Through this way, Bankia has reimbursed 128 million of its benefits in 2014; 195 million in 2015; 211 million in 2016 and 208 million in 2017. The “procés” bill is consolidated through the waning foreign investment that reaches Catalonia compared to the rest of Spain.
Red Wine Sweetness Chart
Although the data of the Secretary of State of Commerce only takes large investments in listed companies, it is a good picture of the feeling of investors in the face of instability.

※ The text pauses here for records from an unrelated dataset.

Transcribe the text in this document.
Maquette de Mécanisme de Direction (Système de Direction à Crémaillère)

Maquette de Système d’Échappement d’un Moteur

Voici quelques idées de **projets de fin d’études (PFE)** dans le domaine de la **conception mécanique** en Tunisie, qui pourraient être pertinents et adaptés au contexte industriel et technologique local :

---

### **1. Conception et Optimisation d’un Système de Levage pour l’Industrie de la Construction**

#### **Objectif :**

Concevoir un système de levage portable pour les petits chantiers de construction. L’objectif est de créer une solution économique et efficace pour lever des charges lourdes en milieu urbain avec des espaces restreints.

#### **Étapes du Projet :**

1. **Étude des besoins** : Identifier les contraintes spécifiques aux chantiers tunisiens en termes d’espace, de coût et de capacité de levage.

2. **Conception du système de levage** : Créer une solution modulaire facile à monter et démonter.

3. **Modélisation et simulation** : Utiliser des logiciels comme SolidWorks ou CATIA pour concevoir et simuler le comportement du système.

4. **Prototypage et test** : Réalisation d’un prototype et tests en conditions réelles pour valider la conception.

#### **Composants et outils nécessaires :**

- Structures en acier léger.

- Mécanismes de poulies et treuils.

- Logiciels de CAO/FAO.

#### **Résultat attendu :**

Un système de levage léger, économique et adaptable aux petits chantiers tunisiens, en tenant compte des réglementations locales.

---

Due to the volatility of statistics, it is better to take several quarters, since for example in small regions such as La Rioja, investment rises by 3,586% or sinks by an operation.
Rose Wine Sweetness Chart
If you take the period between July and September, Catalonia received 845 million euros of foreign investment, 56% more than in the same period of 2017, just before the «procés» broke out as a result of the sovereignty consultation held on October 1st.
Sparkling Wine Sweetness Chart
In this way, Madrid concentrates 85.5% of total foreign investment in Spain, followed by Catalonia, with 5.3% and the Basque Country, with 2.4%. A long distance are the Valencian Community with 1% and Andalusia, with 0.7%. This data is also a good example of the capital effect of the Madrid community. These data take into account the productive foreign investment, that is, discounting the one that is formulated by Entities of Tenure of Foreign Values (ETVE), instruments that serve to reduce the fiscal invoice of large companies but have no impact on activity and employment.
White Wine Sweetness Chart
Thus, in Aragon foreign investment grew by 60%, in Cantabria it does 181% and in Navarra multiplies by growing 561%. By taking small communities, where an operation can trigger or sink the statistics, the data becomes more volatile.
Wine Sweetness Chart
Along with these regions, in the Balearic Islands the investment fell by 75%, in the Valencian Community and the Basque Country it did 67%, in Galicia it fell 44%, in the Canary Islands, 42% and in Extremadura it was reduced by 49%. State Administration accumulates a mortgage of more than 1.2 billion euros.
Until September of this year, operations with foreign capital to the community were reduced They were 17% when adding 3,692 million euros, which contrasts with the behavior of the whole of Spain, where they shot up 88% to 69,794 million. If compared to Madrid, investment in the region increases to 59,660 million, that is, 182% more than a year ago. In the case of Catalonia, adding from January to September, it is the lowest figure since 2012. Investment in Catalonia has lost steam since the “Wine Sweetness Chart” broke out.